News
October 23, 2009
Opposition party to look into special warrant

A team from the New Democratic Party (NDP) will soon make a determination whether the party should take the matter of the $4 million special warrant to court. {{more}}

This is word coming from Opposition Leader and president of the NDP Arnhim Eustace who made the comment during a press conference Wednesday, October 21.

“My preliminary concern is that we need to have something put in place to avoid corruption,” Eustace contended.

“The special warrant and the way it was put in place was very deficient,” he explained.

The Opposition Leader maintained his position that the special warrant contained no specifics as to how the money was going to be used, except to say that it was being used to fund the ULP’s ‘Yes Vote’ campaign.

According to Eustace, the money could have been used for other activities, particularly the payment of money owed to laid off Government workers.

However, Prime Minister and Minister of Finance Dr.

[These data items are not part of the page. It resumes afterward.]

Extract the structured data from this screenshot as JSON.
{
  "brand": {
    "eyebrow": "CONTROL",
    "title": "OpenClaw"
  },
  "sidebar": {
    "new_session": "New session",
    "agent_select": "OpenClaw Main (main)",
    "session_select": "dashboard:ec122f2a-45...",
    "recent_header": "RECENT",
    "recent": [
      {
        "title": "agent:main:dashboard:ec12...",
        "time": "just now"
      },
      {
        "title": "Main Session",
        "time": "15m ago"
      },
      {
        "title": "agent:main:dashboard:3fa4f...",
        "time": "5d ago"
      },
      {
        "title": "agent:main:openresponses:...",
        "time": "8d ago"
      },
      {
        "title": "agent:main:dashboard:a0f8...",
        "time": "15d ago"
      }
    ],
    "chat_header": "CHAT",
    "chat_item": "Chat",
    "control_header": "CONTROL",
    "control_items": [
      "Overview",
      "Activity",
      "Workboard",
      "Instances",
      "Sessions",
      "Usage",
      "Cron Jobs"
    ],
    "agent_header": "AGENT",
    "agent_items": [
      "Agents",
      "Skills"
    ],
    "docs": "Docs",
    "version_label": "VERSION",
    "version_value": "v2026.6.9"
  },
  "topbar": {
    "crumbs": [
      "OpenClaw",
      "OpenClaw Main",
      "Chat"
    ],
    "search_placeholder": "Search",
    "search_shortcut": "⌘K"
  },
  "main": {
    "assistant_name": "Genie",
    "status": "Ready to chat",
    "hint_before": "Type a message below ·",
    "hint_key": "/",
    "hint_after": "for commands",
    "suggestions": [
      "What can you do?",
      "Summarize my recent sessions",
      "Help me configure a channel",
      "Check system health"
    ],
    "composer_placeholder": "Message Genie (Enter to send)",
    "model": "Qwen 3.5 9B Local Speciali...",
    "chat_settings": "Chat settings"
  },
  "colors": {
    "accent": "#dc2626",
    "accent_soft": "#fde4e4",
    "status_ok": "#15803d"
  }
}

Ralph Gonsalves said the special warrant was issued in accordance and compliance with the provisions of the Finance and Audit Act Number 1 of 1964. This, he said, was signed by Maurice Edwards, the Director General of Finance and Planning.

Gonsalves added that there was a detailed budget that both the Cabinet Secretary and the Director General of Finance and Planning were aware of. The Prime Minister said funds could only be withdrawn from the account under two of four signatories, namely: The Accountant General, the Deputy Accountant General, the Cabinet Secretary or the Senior Assistant Secretary to the Cabinet Secretary.

“They will not sign unless you have the bills, the documentation, to show that there is proper expenditure as happens with any account in government,” said the Prime Minister.

Director of Audit Leon Snagg in response to a letter from Eustace said that he was not in any position to provide any answers regarding the issue. However Snagg assured Eustace that “he will carry out his responsibilities as provided for in the Audit Act.”